The nation is currently in the grip of “arctic cold” in the East, wind chill advisories as far south as Florida and record breaking cold thanks to “bitter, Canadian air” stretching from the Plains to the East, according to The Weather Channel.

As a result, today’s buy now, wear now consumer is scrambling to load up on hats, gloves, scarves and coats—anything to insulate themselves against hypothermia. It all adds up to a good start to the year for retailers.

But stores can’t live cold snap to cold snap. They have to make sales 365 days a year, a feat made more difficult by the predictably unpredictable nature of Old Man Winter.

This time last year, a Weather.com map showed the majority of the country was enjoying near or slightly above average temps, while the southwest was above average. Only the Northeast and Pacific Northwest felt what the news service called a “cold spell.”

Overlay the 2017 map with the 2018 map and they’d look nothing alike. But too often retailers, and the brands that supply them, use the prior year sales data to inform the following year’s buying and planning.

Jose Chan, vice president of business development for Celect, a predictive analytics company, says you only need to look at stock outs in key cold weather items online to see that retailers’ “backwards looking” approach to planning isn’t working.

“I don’t think anyone was expecting this. If anything, this was a blessing for them,” Chan said, referring to the uptick in sales that has resulted. “But the flip side is they lost out because they could have made the sales had they had [more of the right product].”

But who could have predicted this? Maybe no one, but AI coupled to a nimble supply chain could help. “AI can’t predict the weather, but what it can do is capture trends immediately. AI can factor in sales from yesterday to help you come up with a better prediction,” he said.

That data is useless, however, if retailers aren’t positioned to execute, which is why Chan said retailers must plan for the unexpected. In the case of freezing weather, that means having suppliers they can rely on for basics in an on-demand basis.

While under buying and leaving money on the table is bad, equally detrimental is the years that temps fail to dip and stores are left with a mountain of stock and an avalanche of markdowns.

Frieberg said using last year as a barometer for next year’s performance is an “unforced error” too many store execs commit time and again.

“The weather typically doesn’t repeat itself year after year so the impact might repeat roughly about 15 percent of the time,” said David Frieberg, vice president of marketing at Planalytics, a business weather intelligence firm.

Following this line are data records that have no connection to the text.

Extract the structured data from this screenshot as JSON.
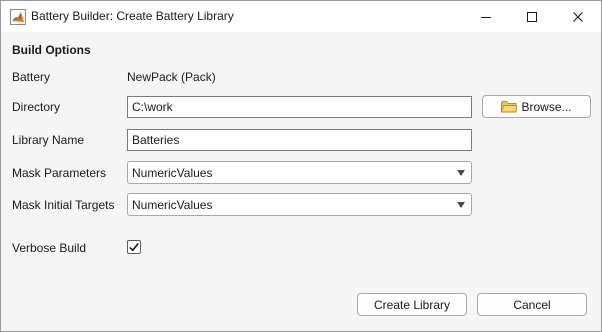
{
  "window": {
    "title": "Battery Builder: Create Battery Library",
    "app_icon": "matlab-logo-icon",
    "controls": [
      "minimize-icon",
      "maximize-icon",
      "close-icon"
    ]
  },
  "build_options": {
    "section_title": "Build Options",
    "battery": {
      "label": "Battery",
      "value": "NewPack (Pack)"
    },
    "directory": {
      "label": "Directory",
      "value": "C:\\work",
      "browse_label": "Browse...",
      "browse_icon": "folder-icon"
    },
    "library_name": {
      "label": "Library Name",
      "value": "Batteries"
    },
    "mask_parameters": {
      "label": "Mask Parameters",
      "selected": "NumericValues"
    },
    "mask_initial_targets": {
      "label": "Mask Initial Targets",
      "selected": "NumericValues"
    },
    "verbose_build": {
      "label": "Verbose Build",
      "checked": true
    }
  },
  "footer": {
    "create_label": "Create Library",
    "cancel_label": "Cancel"
  }
}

Rather than trying to compare last year’s apples with this year’s oranges, Planalytics takes a much bigger picture approach to figuring out what the true impact of weather might be going forward.

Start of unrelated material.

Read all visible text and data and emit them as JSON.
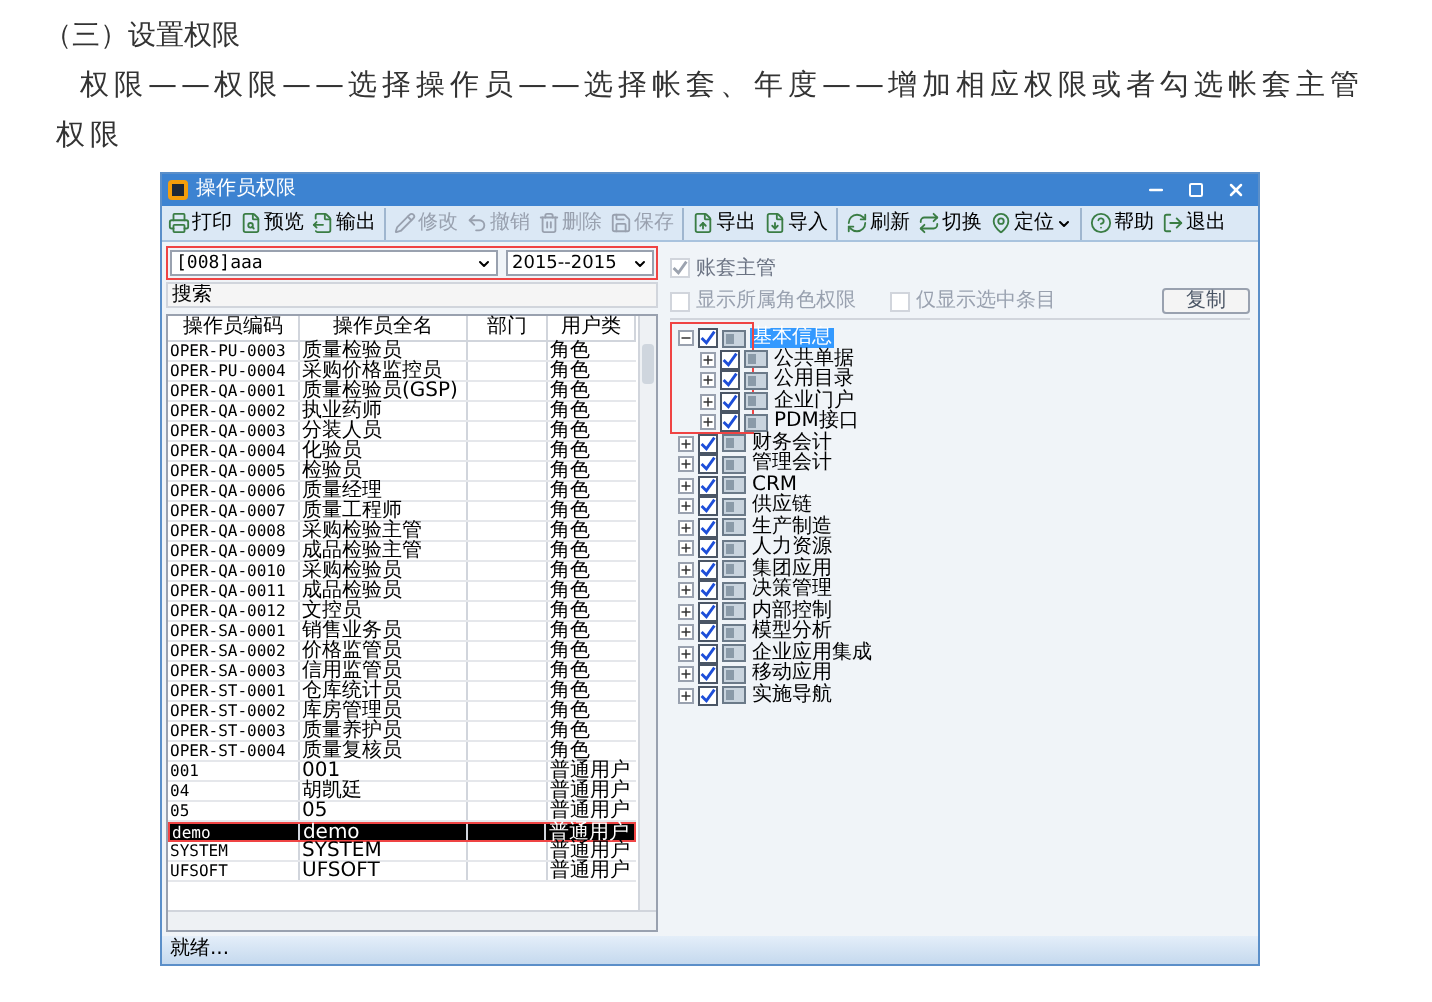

“We take many years of a retailer’s sales histories on a week by week, market by market and category by category basis, match that with our weather data to uncover the correlations and relationships between when weather does this, they sell this much more or this much less. Then we’re able to quantify things on a go forward basis,” Frieberg said. “We can tell them how they should plan for the first week of next January and what that means in terms of units.”

Armed with this information, retailers remove the biases their personal experiences inject into their planning process.

“By removing the historical impacts of weather, retailers will build more accurate financial plans and demand forecasts,” Planalytics said via a report it produced with the National Retail Federation. “Removing weather’s volatility from historical sales creates a weather-neutral baseline.”